Which was probably why I was bent on blending in. Thrived in cliques. I be judge lest I be judged. Queen bee. Snob. Anyone who didn’t wear the right costume, I blackballed and pronounced “off with her head.” I had the flair for telling who was unhip. I guess when you position yourself on top, you loom over others and they don’t make out your flaws. I was the person you wanted to be friends with, the one you always invited, and I always came prepared, perfectly made up with the fancy dress.  And my intolerance for others who were different grew to shadows, perhaps covering up my own fears. Nothing should be out of place. If people, things, or events were, I would relegate them to the sidelines.  If they threatened my safe cocoon of privilege, they were not allowed in.

But then one day, I found myself back in the middle of the haunting photograph. I was again the person no one wanted to be friends with. The odd one out (uninvited to the beach!) Not included in gossip, but the subject of it.  Not judge but being judged. Outcast, made to feel small, seen and not heard.

So this is how it feels to be on the other side. I was mismatched and so relegated to the sidelines. I might have threatened someone’s cocoon, and so not allowed in.  I wanted to holler, “you don’t even know me” or “Hey, I have something special to give too.”  I wanted to cry.  Take a stand against inequity. But I was being granted karma and the chance to make amends without having to die.

And so I swallowed the bitter pill.  My once effective ego strategies were backfiring. On me. Fine, so I missed out because I kept my cliques tiny, blackballed and ruled many unworthy. I suppose my world didn’t expand because my cliques were kept too small.  So they had something to teach me too.  But really, I thought I was making progress at tolerance, at embracing differences, or even grasping that everyone has something to give. Shared humanity and the divine in each one, I supposedly understood that. Meet Arrogant, Abrasive and Crass. Don’t judge. Count from 1-10 and breathe in neutral, see the divine, then smile. Who does that?

It’s a lifetime of work striving to embrace oddballs, the ones who don’t wear the right costume, or look the part. Especially when they seemingly assault your senses. I could easily shut them out. Imagine them “off with their heads.” Photoshop them out of perfect pictures. Run to my cliques and be snug in my fancy cocoon.

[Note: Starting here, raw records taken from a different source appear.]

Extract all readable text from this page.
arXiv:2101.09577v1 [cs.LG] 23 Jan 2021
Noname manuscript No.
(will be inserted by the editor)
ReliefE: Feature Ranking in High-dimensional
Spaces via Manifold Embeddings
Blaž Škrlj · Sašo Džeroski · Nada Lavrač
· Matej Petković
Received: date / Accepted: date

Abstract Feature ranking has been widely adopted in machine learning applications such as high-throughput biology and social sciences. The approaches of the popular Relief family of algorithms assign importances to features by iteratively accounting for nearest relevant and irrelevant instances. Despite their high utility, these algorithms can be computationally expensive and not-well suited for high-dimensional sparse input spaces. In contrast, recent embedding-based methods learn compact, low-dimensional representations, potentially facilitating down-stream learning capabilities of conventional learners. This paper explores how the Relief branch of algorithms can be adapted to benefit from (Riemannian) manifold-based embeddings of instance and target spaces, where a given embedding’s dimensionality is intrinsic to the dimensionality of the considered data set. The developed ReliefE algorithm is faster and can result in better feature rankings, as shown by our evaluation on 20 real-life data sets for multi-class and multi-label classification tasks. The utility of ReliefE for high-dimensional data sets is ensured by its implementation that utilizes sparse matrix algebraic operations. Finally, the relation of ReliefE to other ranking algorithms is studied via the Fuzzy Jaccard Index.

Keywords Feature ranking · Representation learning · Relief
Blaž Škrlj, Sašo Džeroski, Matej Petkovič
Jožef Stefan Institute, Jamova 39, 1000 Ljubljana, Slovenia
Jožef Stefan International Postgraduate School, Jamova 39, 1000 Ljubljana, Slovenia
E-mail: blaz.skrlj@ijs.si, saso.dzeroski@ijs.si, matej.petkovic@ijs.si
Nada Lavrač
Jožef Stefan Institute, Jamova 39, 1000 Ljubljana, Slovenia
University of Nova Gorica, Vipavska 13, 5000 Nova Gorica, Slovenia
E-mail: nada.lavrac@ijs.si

It’s a bitter pill to swallow (the kind that’s stuck and chokes you.) I’ll have to try again.  Meet Arrogance, Abrasive and Crass. Don’t judge. Count to 10, see me in them (and I will remember how that feels like.) Get out of my cliques, or make more room. Allow a tear in my cocoon. Like the different parts, or see the whole picture. Even when, there’s ordinarily no room for oddballs in picture-perfect. Hey, maybe a standout, wild, original, is better than boring and “like everyone else.” And I kind of like the picture of a fearless little girl amidst matching girls in embellished dresses.

Image

But I don’t want to go among mad people,” Alice remarked.

“Oh, you can’t help that,” said the Cat: “we’re all mad here. I’m mad. You’re mad.”

“How do you know I’m mad?” said Alice.

“You must be,” said the Cat, “or you wouldn’t have come here.”